A Newborn Tití and a Tree for the Guacamayas
Victoria and Rosa arrived at the reserve ready to dive in headfirst, and the day rose to meet them. Together with Alejandro and Carlos, they made their way through the aviaries early in the morning — preparing food for the loros, running flight exercises, and pausing to assess the rehabilitation progress of several individuals. B177 still hasn't taken off — it moves only along the walls of aviario 1 — while B190 is flying now, but hasn't yet mastered landing and keeps hitting the mesh. These are the slow advances, the ones measured in weeks, the ones that matter most. Loros B11 and B12, on the other hand, greeted the visitors in the parque de niños with all the confidence in the world.

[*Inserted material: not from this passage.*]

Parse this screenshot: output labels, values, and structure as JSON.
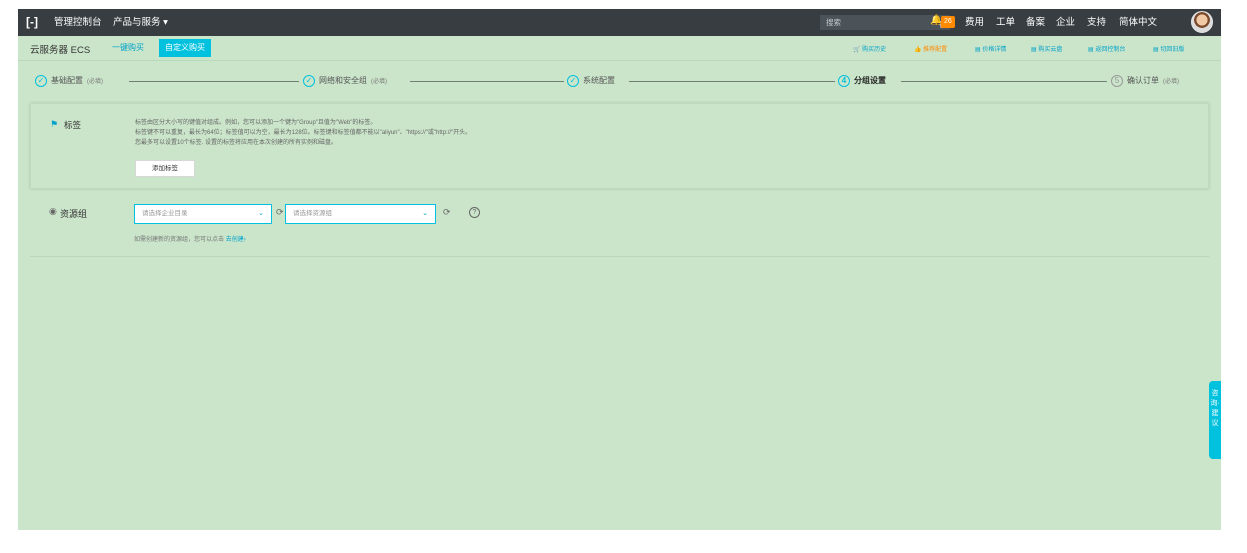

During the ride through the reserve in the Can-Am, Carlos proved he had the eyes of a hawk: moving at speed, he picked out squirrels, iguanas, and tortoises, and then — hidden high in the canopy — a coendú, the arboreal porcupine of these forests, so perfectly camouflaged among the branches it seemed to be part of the tree itself. At the lago de la ceiba, a female tití appeared between the trees with something impossibly small clinging to her body: a newborn, born just the day before. She didn't come down to the feeding stations. She held her position ten meters up and fifteen meters away, watching us with quiet wariness — as it should be. Happy, the reserve's scrappy little mixed-breed dog, kept pace with every step of the journey. At the end of the day, Victoria and Rosa picked up a shovel and planted a tree in the area where the guacamayas learn to fly free.